The method == makes a string comparison which is O(n), where n is the size of the string, and in case of success, it compares two integers. I improved it to make a faster integer comparison and use only one machine instruction. Integer comparison is O(b), where b is the number of bits used to represent the integer.

The method hash is very expensive. It calculates the hash of a string and the hash of an integer and does an or operation.

Both methods cited above are where our performance problem starts. For a Set of 1000 elements, we need to calculate the object’s hash and use the method == to check if an object is inside it. Again, this is fine if we check this a few times. However, doing it a few million times daily could be a significant bottleneck.

The solution is to remove the string comparison in the method == and memoize the expansive hash operation. The new code is below:

class ImprovedCustomID
  attr_reader :id

  def initialize(id)
    @id = id
  end

  def ==(other)
    other.hash == hash
  end

  def hash
    @hash ||= self.class.hash | id.hash
  end

  def freeze
    hash
    super
  end
end

The new code overrides the method freeze to call hash and only after it, call super.

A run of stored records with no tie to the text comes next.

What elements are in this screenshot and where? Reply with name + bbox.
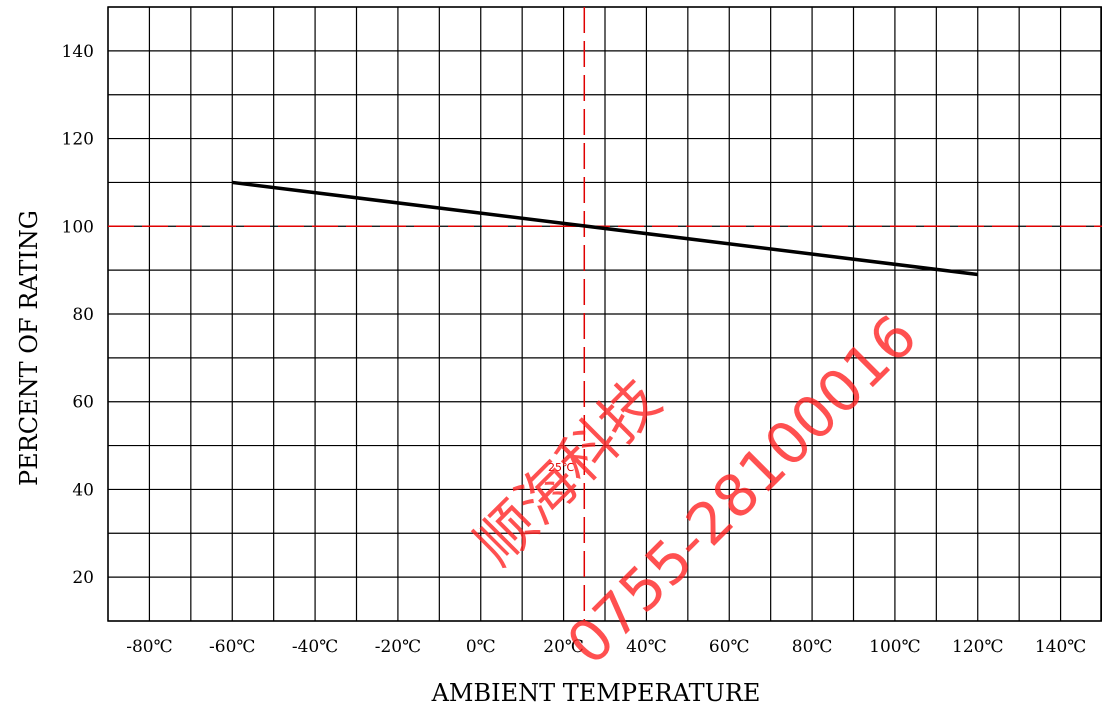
x-tick-label: 40℃ [626,637,667,657]
y-tick-label: 100 [62,217,94,237]
x-tick-label: -60℃ [209,637,255,657]
x-tick-label: 60℃ [709,637,750,657]
x-tick-label: 0℃ [466,637,496,657]
reference-lines [108,7,1102,621]
y-tick-label: 40 [72,480,94,500]
x-tick-label: 120℃ [952,637,1003,657]
y-tick-label: 140 [62,42,94,62]
x-axis-title: AMBIENT TEMPERATURE [431,679,761,707]
x-tick-label: 80℃ [792,637,833,657]
series-line [232,180,978,277]
x-tick-labels: -80℃ -60℃ -40℃ -20℃ 0℃ 20℃ 40℃ 60℃ 80℃ 100℃ 120℃ 14… [126,637,1086,657]
y-tick-label: 60 [72,393,94,413]
reference-label-25c: 25℃ [548,461,574,474]
x-tick-label: 20℃ [543,637,584,657]
y-tick-label: 80 [72,305,94,325]
x-tick-label: 100℃ [869,637,920,657]
y-axis-title: PERCENT OF RATING [15,210,43,486]
y-tick-label: 120 [62,130,94,150]
y-tick-label: 20 [72,568,94,588]
x-tick-label: 140℃ [1035,637,1086,657]
x-tick-label: -40℃ [292,637,338,657]
x-tick-label: -80℃ [126,637,172,657]
series-layer [232,180,978,277]
x-tick-label: -20℃ [375,637,421,657]
y-tick-labels: 20 40 60 80 100 120 140 [62,42,94,588]
grid [107,6,1102,622]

The override is necessary because the hash memoized version adds a new instance variable @hash when it is called the first time.

To compare both versions, we can use the code below, which uses the library benchmark-ips:

require "benchmark/ips"
custom_id = CustomID.new(61000)
improved_custom_id =ImprovedCustomID.new(61000)
custom_ids = (1..1000).map {|i| CustomID.new(i*1000) }
improved_custom_ids = (1..1000).map {|i| ImprovedCustomID.new(i*1000) }
Benchmark.ips do |x|
  x.report("include? before improvements") { custom_ids.include?(custom_id) }
  x.report("include? after improvements") { improved_custom_ids.include?(improved_custom_id) }
  x.compare!
end

With this benchmark, we got the results:

Warming up --------------------------------------
include? before improvements
                        16.564k i/100ms
include? after improvements
                        23.623k i/100ms
Calculating -------------------------------------
include? before improvements
                        165.641k (± 0.3%) i/s -    828.200k in   5.000032s
include? after improvements
                        235.784k (± 0.3%) i/s -      1.181M in   5.009491s

Comparison:
include? after improvements:   235784.5 i/s
include? before improvements:   165640.9 i/s - 1.42x  slower

Therefore, in this simple case, the new code is 42% faster. The new code was 2x more quickly in my production case, from 1.62 seconds to 866.16 milliseconds.